ChatGPT rival ‘WormGPT’, used by cybercriminals to launch phishing attacks – Kevin Curran, IEEE senior member and professor of cyber security comments
July 2023 by Kevin Curran, IEEE senior member and professor of cybersecurity at the University of Ulster
WormGPT is a new generative AI tool* being used by cybercriminals to launch sophisticated business email and phishing attacks. One in five people are already falling for AI-created phishing emails, as studies show that AI can write better phishing emails that humans. In light of this new technology, security experts are urging businesses to keep up with the evolution of AI.
Kevin Curran, IEEE senior member and professor of cyber security, comments on what WormGPT means for businesses and what can be done to combat it:
“Cybercriminals launching phishing attacks is nothing new, but WormGPT is certainly going to make it easier for them to do so.
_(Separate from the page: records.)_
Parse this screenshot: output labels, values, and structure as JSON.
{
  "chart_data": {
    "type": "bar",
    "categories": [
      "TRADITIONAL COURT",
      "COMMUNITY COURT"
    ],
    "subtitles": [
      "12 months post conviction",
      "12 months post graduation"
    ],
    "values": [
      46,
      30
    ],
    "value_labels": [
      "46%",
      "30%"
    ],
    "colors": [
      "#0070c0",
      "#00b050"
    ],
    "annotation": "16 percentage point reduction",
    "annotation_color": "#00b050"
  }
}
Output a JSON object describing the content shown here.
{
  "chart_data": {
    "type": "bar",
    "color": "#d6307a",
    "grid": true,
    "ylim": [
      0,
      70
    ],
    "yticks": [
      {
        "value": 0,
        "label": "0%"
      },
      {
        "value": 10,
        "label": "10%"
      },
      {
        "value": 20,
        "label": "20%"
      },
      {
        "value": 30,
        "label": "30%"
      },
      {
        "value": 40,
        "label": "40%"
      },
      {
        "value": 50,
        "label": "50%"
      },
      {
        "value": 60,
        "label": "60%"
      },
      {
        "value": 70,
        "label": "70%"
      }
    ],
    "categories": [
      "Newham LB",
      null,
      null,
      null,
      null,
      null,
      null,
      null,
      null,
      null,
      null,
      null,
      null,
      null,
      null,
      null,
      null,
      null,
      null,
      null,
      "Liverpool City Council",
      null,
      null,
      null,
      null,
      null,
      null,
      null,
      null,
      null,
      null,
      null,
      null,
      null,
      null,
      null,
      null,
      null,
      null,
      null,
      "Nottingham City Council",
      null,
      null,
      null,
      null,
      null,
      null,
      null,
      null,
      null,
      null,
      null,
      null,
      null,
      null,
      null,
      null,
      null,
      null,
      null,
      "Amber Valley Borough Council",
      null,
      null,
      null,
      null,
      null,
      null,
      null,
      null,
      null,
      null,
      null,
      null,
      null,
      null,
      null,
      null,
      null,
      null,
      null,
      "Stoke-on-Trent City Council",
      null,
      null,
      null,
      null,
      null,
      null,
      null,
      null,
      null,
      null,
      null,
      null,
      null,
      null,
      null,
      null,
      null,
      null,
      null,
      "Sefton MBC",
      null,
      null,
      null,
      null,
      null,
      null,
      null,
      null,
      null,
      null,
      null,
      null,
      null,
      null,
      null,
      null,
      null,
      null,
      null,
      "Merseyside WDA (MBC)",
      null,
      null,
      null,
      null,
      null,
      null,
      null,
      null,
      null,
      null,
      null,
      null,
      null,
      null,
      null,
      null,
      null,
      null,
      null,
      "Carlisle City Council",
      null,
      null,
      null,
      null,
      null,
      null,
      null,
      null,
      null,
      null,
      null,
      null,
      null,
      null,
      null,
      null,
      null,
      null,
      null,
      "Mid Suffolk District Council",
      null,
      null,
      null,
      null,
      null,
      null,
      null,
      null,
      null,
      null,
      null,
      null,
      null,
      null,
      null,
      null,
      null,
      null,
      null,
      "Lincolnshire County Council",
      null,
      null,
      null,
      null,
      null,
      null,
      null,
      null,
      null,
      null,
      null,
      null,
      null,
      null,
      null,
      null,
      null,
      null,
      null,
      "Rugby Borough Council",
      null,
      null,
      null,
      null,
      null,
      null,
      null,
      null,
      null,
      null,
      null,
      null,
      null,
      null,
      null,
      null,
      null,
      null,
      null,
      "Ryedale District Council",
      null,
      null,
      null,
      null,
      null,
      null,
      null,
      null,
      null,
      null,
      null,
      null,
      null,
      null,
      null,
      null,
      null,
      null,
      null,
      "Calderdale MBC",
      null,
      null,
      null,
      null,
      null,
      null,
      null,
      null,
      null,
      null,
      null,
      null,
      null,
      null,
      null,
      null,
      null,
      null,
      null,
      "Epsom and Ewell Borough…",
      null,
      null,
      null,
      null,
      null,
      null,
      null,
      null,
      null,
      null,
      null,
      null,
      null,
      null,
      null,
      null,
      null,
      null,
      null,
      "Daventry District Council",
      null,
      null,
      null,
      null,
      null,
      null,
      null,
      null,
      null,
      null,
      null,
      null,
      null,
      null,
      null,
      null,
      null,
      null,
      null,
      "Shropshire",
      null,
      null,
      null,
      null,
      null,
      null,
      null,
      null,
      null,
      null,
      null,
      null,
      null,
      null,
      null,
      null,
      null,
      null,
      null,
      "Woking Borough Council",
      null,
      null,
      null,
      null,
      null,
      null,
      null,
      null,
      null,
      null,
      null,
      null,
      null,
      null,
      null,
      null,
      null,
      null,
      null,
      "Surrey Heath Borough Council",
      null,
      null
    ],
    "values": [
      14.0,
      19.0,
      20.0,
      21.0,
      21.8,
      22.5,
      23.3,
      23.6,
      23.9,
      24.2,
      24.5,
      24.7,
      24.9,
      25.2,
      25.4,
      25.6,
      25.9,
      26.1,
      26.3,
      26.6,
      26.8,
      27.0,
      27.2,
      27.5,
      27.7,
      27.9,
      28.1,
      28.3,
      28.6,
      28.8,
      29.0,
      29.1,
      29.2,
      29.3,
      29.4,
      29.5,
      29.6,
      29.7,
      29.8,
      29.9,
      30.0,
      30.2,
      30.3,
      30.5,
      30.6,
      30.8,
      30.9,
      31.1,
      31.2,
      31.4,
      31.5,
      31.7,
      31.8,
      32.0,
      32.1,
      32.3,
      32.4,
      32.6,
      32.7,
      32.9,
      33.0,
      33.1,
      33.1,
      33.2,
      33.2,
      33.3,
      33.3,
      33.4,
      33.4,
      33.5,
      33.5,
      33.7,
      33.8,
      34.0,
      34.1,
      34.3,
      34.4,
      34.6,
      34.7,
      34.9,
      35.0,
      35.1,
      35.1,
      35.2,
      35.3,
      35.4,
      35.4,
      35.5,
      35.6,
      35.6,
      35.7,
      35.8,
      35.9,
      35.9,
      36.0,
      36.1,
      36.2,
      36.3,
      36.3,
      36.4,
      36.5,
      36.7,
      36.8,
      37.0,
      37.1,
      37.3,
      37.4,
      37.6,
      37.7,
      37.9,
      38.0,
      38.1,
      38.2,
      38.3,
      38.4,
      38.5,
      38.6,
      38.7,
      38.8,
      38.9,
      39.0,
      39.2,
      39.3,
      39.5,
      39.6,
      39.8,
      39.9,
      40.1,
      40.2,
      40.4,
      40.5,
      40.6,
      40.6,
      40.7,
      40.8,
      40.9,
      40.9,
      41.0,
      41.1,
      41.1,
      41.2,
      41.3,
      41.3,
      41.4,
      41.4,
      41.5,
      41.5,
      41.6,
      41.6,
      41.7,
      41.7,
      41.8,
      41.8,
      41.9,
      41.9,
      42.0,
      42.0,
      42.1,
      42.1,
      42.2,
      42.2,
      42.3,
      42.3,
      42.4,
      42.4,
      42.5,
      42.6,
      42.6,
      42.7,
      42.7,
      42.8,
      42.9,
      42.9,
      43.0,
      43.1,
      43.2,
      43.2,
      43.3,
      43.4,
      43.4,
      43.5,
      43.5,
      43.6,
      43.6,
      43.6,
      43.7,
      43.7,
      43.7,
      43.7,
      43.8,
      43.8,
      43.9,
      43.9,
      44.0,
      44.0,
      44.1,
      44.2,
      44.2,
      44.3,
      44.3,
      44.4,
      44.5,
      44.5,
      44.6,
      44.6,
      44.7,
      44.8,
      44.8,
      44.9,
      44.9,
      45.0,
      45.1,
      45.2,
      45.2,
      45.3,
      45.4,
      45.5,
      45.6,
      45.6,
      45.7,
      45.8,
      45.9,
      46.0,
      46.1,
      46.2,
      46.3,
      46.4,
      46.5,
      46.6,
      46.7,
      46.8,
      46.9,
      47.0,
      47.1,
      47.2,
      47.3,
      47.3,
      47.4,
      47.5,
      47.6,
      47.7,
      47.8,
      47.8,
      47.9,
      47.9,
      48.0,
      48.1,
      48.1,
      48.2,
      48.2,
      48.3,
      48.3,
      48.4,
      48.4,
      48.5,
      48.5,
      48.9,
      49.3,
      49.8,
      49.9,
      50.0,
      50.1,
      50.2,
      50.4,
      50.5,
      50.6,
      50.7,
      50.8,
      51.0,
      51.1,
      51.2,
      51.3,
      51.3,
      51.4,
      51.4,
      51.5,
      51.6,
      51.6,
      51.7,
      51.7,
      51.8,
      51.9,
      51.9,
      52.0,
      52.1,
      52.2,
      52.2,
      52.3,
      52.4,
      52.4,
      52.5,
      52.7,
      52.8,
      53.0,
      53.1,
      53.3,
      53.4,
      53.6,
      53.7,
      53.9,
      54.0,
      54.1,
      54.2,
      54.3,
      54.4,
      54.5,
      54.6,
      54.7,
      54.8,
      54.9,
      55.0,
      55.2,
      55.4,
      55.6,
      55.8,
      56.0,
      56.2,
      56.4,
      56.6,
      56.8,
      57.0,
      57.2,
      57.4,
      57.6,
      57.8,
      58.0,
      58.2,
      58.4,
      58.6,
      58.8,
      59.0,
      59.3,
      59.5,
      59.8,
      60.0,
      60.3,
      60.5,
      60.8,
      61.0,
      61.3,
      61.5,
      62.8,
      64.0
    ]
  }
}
A tool called metasploit has existed for many years and allows phishing emails to be sent out en masse – but a common problem has always been poor grammar and spelling mistakes, and typos are a key indicator of spam mail.
“WormGPT has the power of a large language model (LLM) behind it, enabling emails to be sent without mistakes. This takes phishing to a new level. The emails produced will be super realistic and adopt increasingly compelling topics, which helps cybercriminals lure users to click on links within emails or download malware. Recently, LLMs have also been used to auto-generate fake landing pages which can lead to people handing over their passwords or other personal information. WormGPT is still lacking a modern interface and many necessary features for business email compromise, but hacking tools generally get better so it may only be a matter of time. Any tool which makes hacking easier is a worry to all of us.
“Malicious LLMs and AI is a new frontier for cybersecurity and security measures need to keep pace. The first line of defence to stop these attacks, apart from firewalls and intrusion detection systems, is to simply educate employees about the dangers of clicking on links. However, it generally takes people to make a mistake before they learn. In an effort to train, some enterprise security teams send phishing emails containing fake malware to their employees – and when these are activated, the employees are simply lead them to a website informing them of their mistake and educating them on the dangers of what they did. Education will be crucial to combatting these attacks.”